The lighting is so bad you can see the shadow of the boom-mike on the wall. The zippers and seams are visible on the People in Rubber Suits. The editing looks like someone playing with the wipe feature on Windows Movie Maker. There are times when you really start to wonder what is going wrong with a movie; in theory, they should be trying to make the best product they can, right?
But that's not what happens. A strange lack of enthusiasm and/or optimism sabotages the production. The creators were completely apathetic, and they admit it.
Examples for this "Creator's Apathy" are all about the production values. It is possible to be apathetic to other aspects of making a story, but we have another set of tropes for that.

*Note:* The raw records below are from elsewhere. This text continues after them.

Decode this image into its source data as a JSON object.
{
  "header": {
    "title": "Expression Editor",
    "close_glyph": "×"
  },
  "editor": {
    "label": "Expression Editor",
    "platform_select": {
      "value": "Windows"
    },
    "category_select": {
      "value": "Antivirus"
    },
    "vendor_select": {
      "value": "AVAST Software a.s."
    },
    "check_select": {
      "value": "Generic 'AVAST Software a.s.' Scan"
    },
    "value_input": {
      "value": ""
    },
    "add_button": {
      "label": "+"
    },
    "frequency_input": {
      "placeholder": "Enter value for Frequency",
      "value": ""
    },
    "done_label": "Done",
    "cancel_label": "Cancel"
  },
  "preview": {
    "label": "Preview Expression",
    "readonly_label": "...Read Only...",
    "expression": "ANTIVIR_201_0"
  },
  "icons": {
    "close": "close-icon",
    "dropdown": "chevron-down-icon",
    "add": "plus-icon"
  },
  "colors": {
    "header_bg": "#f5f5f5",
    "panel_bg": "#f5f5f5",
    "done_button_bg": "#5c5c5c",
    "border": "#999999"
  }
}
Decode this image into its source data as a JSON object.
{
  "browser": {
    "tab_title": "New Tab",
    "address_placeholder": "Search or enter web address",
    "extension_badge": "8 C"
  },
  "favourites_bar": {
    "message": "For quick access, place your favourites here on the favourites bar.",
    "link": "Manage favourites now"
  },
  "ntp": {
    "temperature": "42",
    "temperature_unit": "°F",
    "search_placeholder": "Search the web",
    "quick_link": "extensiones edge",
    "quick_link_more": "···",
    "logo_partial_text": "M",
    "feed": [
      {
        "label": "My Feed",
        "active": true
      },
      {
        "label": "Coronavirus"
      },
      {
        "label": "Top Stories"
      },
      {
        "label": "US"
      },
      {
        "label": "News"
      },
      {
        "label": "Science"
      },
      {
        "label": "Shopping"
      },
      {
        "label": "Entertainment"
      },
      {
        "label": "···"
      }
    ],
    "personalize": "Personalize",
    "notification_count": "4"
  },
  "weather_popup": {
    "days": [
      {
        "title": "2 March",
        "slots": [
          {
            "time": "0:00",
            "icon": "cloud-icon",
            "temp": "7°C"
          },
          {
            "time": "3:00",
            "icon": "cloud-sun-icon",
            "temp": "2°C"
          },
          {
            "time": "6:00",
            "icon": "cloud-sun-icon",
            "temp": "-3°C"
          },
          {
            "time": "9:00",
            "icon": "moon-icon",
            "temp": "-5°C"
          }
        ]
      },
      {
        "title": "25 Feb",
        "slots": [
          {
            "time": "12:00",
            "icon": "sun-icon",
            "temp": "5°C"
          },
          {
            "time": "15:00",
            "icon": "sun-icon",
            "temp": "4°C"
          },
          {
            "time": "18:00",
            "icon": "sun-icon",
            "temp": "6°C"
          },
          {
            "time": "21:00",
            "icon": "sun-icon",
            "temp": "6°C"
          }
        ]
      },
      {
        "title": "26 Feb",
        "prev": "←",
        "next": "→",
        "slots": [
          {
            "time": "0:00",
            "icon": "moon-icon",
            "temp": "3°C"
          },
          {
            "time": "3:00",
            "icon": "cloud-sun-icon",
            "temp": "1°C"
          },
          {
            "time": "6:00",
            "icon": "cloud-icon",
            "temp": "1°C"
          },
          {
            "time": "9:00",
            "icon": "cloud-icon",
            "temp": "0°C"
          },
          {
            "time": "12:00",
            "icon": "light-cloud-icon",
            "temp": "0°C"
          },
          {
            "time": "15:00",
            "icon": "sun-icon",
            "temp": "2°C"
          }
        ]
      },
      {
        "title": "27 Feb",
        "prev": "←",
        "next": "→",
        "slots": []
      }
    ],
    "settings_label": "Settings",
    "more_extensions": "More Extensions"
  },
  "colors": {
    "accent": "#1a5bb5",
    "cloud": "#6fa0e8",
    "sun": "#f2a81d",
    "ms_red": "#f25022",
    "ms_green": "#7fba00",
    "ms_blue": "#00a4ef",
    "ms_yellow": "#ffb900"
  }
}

Also worth remembering is that while the quality of any work given as an example has likely suffered horribly from its makers' apathy, this apathy itself is not necessarily all bad. As many an artist and writer can testify, any work for which the publisher's editors and executives have a complete lack of concern can be an opportunity for the creator to put whatever he or she wants in it, as their superiors' apathy provides a kind of de facto Protection from Editors. From a business perspective, some works simply have no target audience, or sometimes the concept underlying them is just so bad that no one should ever have approved any budget or other resources for its creation in the first place. When such an abomination makes its way down to the production crew, sympathetic souls in middle management will often warn everyone involved not to waste too much talent or money making it. On the critics' end, works for which even the creators showed no concern can have some Narm Charm, be So Bad, It's Good, or at least inspire some Bile Fascination.
- Pokémon: Michael Haigney of 4Kids Entertainment admitted to half-assing some of his Pokémon voices on the basis that, with over a hundred-and-fifty to get through, it was likely that some Pokémon would never be seen again. This rapidly backfired when he applied it to Charmander which is 1. a starter Pokémon, i.e. one of the first Pokémon kids receive, 2. featured and spotlighted in a fairly early episode, and 3. captured by the protagonist, all of which should have been clear signs that it would become a recurring character, which it did.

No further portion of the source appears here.